Many of those government programs depend on a redistribution of income – a transfer of resources from wealthy Americans to the poor and middle class – but the high court has not ruled them unconstitutional, he says.
“The advent of the American welfare state during and after the New Deal is another example of a political reform movement that the Supreme Court neither stopped nor significantly slowed,” Neily says.
If the court defends wealth, power and privilege, it could have declared the entire federal bureaucracy unconstitutional, Neily says.
“Surely the stereotypical rich factory owner or oil tycoon would prefer to operate free of scrutiny from the EPA, FDA, EEOC, OSHA and all those other alphabet-soup agencies … and yet the courts have left the federal administrative apparatus largely – though not completely – untouched,” Neily says.
The court’s impending decision on same-sex marriage is also proof it is not an implacable foe of social change, Neily says.
In the 1986 case Bowers v. Hardwick, the Supreme Court ruled there was no constitutional right for consenting gay adults to engage in private, consensual sex. But in 2003, the Supreme Court overturned the Hardwick decision, ruling in Lawrence v. Texas that sodomy laws were unconstitutional. And in 2013, the court rejected a key section of the federal Defense of Marriage Act, which denied federal benefits to legally married gay and lesbian couples. By then, 35 states had passed laws banning same-sex marriage.

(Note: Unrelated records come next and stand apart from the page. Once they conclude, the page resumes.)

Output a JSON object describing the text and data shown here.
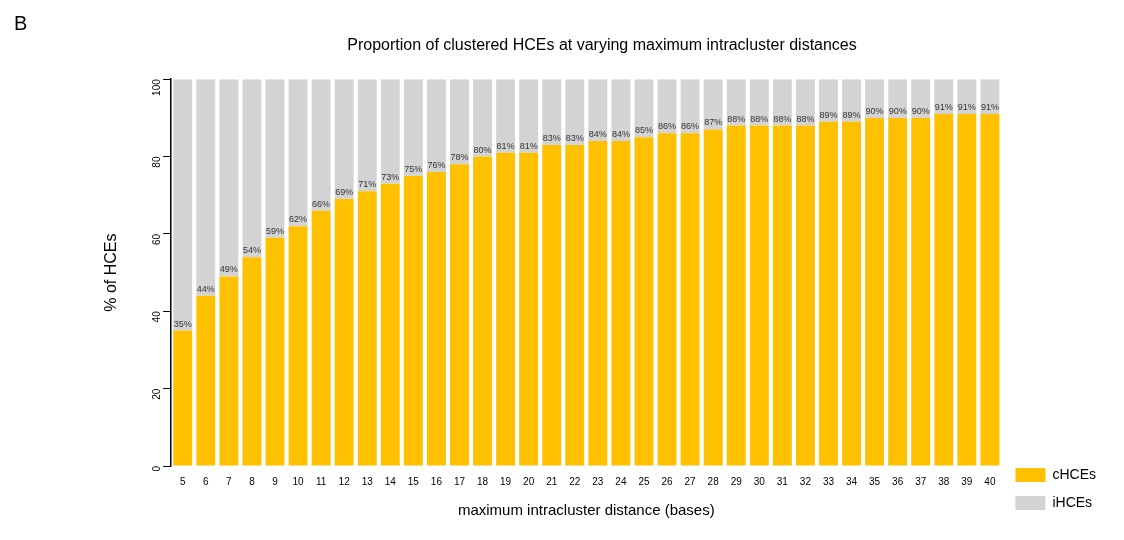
{
  "chart_data": {
    "type": "bar",
    "title": "Proportion of clustered HCEs at varying maximum intracluster distances",
    "xlabel": "maximum intracluster distance (bases)",
    "ylabel": "% of HCEs",
    "annotations": [
      "B"
    ],
    "categories": [
      "5",
      "6",
      "7",
      "8",
      "9",
      "10",
      "11",
      "12",
      "13",
      "14",
      "15",
      "16",
      "17",
      "18",
      "19",
      "20",
      "21",
      "22",
      "23",
      "24",
      "25",
      "26",
      "27",
      "28",
      "29",
      "30",
      "31",
      "32",
      "33",
      "34",
      "35",
      "36",
      "37",
      "38",
      "39",
      "40"
    ],
    "stacked": true,
    "series": [
      {
        "name": "cHCEs",
        "color": "#ffc000",
        "values": [
          35,
          44,
          49,
          54,
          59,
          62,
          66,
          69,
          71,
          73,
          75,
          76,
          78,
          80,
          81,
          81,
          83,
          83,
          84,
          84,
          85,
          86,
          86,
          87,
          88,
          88,
          88,
          88,
          89,
          89,
          90,
          90,
          90,
          91,
          91,
          91
        ],
        "value_labels": [
          "35%",
          "44%",
          "49%",
          "54%",
          "59%",
          "62%",
          "66%",
          "69%",
          "71%",
          "73%",
          "75%",
          "76%",
          "78%",
          "80%",
          "81%",
          "81%",
          "83%",
          "83%",
          "84%",
          "84%",
          "85%",
          "86%",
          "86%",
          "87%",
          "88%",
          "88%",
          "88%",
          "88%",
          "89%",
          "89%",
          "90%",
          "90%",
          "90%",
          "91%",
          "91%",
          "91%"
        ]
      },
      {
        "name": "iHCEs",
        "color": "#d3d3d3",
        "values": [
          65,
          56,
          51,
          46,
          41,
          38,
          34,
          31,
          29,
          27,
          25,
          24,
          22,
          20,
          19,
          19,
          17,
          17,
          16,
          16,
          15,
          14,
          14,
          13,
          12,
          12,
          12,
          12,
          11,
          11,
          10,
          10,
          10,
          9,
          9,
          9
        ]
      }
    ],
    "ylim": [
      0,
      100
    ],
    "yticks": [
      0,
      20,
      40,
      60,
      80,
      100
    ],
    "legend": "right"
  }
}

“That surely qualifies as a significant political reform movement,” Neily says of the gay rights struggle, “and it appears the Supreme Court has, if anything, been ahead of public opinion on that issue.”
The higher power the court answers to
Another legal scholar says the Supreme Court doesn’t block popular will; it actually confirms it.

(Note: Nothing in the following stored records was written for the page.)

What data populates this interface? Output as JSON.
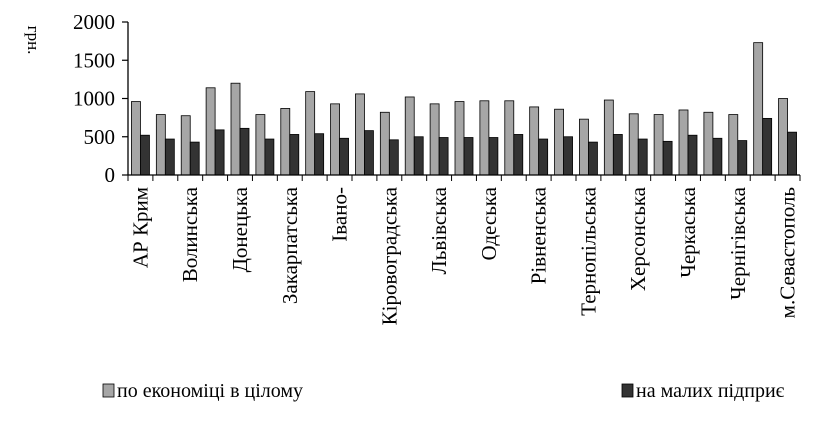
{
  "chart_data": {
    "type": "bar",
    "ylabel": "грн.",
    "ylim": [
      0,
      2000
    ],
    "yticks": [
      0,
      500,
      1000,
      1500,
      2000
    ],
    "categories": [
      "АР Крим",
      "",
      "Волинська",
      "",
      "Донецька",
      "",
      "Закарпатська",
      "",
      "Івано-",
      "",
      "Кіровоградська",
      "",
      "Львівська",
      "",
      "Одеська",
      "",
      "Рівненська",
      "",
      "Тернопільська",
      "",
      "Херсонська",
      "",
      "Черкаська",
      "",
      "Чернігівська",
      "",
      "м.Севастополь"
    ],
    "series": [
      {
        "name": "по економіці в цілому",
        "color": "#a6a6a6",
        "values": [
          960,
          790,
          775,
          1140,
          1200,
          790,
          870,
          1090,
          930,
          1060,
          820,
          1020,
          930,
          960,
          970,
          970,
          890,
          860,
          730,
          980,
          800,
          790,
          850,
          820,
          790,
          1730,
          1000
        ]
      },
      {
        "name": "на малих підприє",
        "color": "#333333",
        "values": [
          520,
          470,
          430,
          590,
          610,
          470,
          530,
          540,
          480,
          580,
          460,
          500,
          490,
          490,
          490,
          530,
          470,
          500,
          430,
          530,
          470,
          440,
          520,
          480,
          450,
          740,
          560
        ]
      }
    ],
    "grid": false,
    "legend": "bottom"
  }
}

The court may block social or political change for a short time, but ultimately it changes with the times because it answers to a higher power: the American people, says Barry Friedman, a constitutional law professor at New York University School of Law.
The Supreme Court has abandoned decisions that have become unpopular and retreated from others that have lost favor with the American public because justices won’t stray too far from popular opinion, says Friedman, author of “The Will of the People.”
He, like Neily and Rosenberg, also cites the court’s Brown v. Board of Education decision.
In Brown, the court ordered the nation’s public schools to desegregate with “all deliberate speed.” But the American public resisted school integration efforts such as busing for many years, Friedman says.
In 2007, a conservative majority on the Supreme Court cited Brown when it struck down a public school’s attempt to encourage racial integration. In a 5-4 ruling, it declared that a public school district in Seattle couldn’t consider race when assigning students to schools, even for purposes of integration.
The American public had already become ambivalent about school integration before the Seattle decision, Friedman says. The court just reflected those second thoughts.
Today, many public schools across America have essentially re-segregated after years of protests and the lifting of court-ordered desegregation plans.
“Over a period of time, the court doesn’t stand in the way of an organized public,” Friedman says. “The issues that the people are paying attention to, the court will come in line with public opinion.”
The belief in the power of the people could be seen in the eventual triumph of the child labor movement. After the Supreme Court struck down the law banning child labor in 1918, the child labor movement persisted. And 23 years later, the court outlawed compulsory child labor with its United States v. Darby decision.
What happened, though, to the North Carolina teenager who became the focal point of the battle over child labor?
A reporter tracked down Reuben Dagenhart six years after his father’s Supreme Court victory. He asked the then-20-year-old Dagenhart what he had gained from the decision. Millhiser, author of “Injustice,” recounts how Dagenhart responded:
“Look at me!” Dagenhart said. “A hundred and five pounds, a grown man and no education. I may be mistaken, but I think the years I’ve put in the cotton mills stunted my growth. They kept me from getting any schooling. I had to stop school after third grade and now I need the education I didn’t get.”
Change may or may not come from the Supreme Court, but for some people, it never came soon enough.